British Prime Minister Tony Blair defended the war in Iraq as morally justified on Thursday and said the West should stop apologizing for its values.

Blair said the U.S.-led war had brought democracy to the Iraqi people and he blamed the continuing violence in the country on a minority of extremists. The war was part of a global battle against terrorists, he said in an interview with Sky News marking the fourth anniversary of the March 2003 invasion.

"Until the Western world stops apologizing for its values, stops apologizing for the work its troops are doing in Iraq and Afghanistan, we're never going to defeat this," Blair said. "We'll end up in this situation where the worse these people are, that becomes a reason for our retreat, rather than our determination to see the job done."

Blair, who has said he will leave office by September, has seen his foreign policy legacy overshadowed by his role as U.S. President George W. Bush's chief ally over Iraq.
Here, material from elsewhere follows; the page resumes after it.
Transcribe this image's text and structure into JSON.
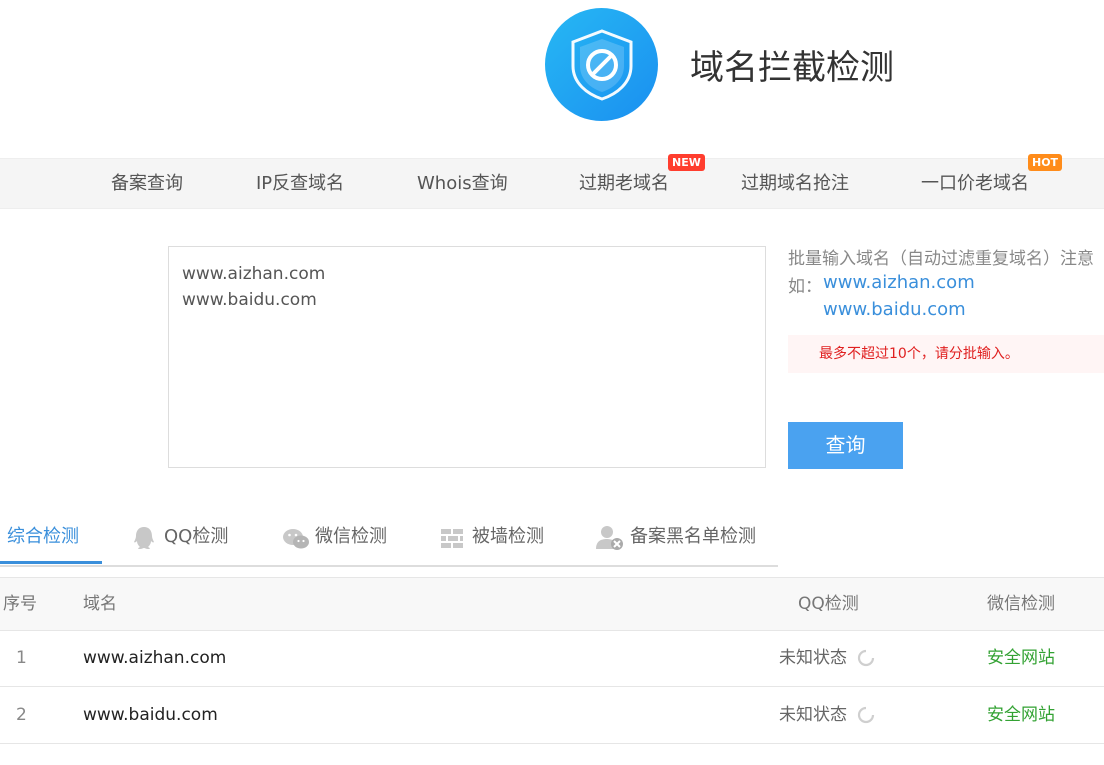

He has been repeatedly asked whether he feels responsibility for the violence there.

Blair warned critics against giving into what he called terrorist propaganda.

"If we carry on apologizing for ourselves, leaving them the excuse that it's because of George Bush that they're doing these terrible things ... the less chance we have of protecting our security," he said, reports AP.

Blair announced plans last month to withdraw about 1,600 troops from southern Iraq over the coming months and said he hoped to reduce Britain's 7,100-strong contingent further by late summer.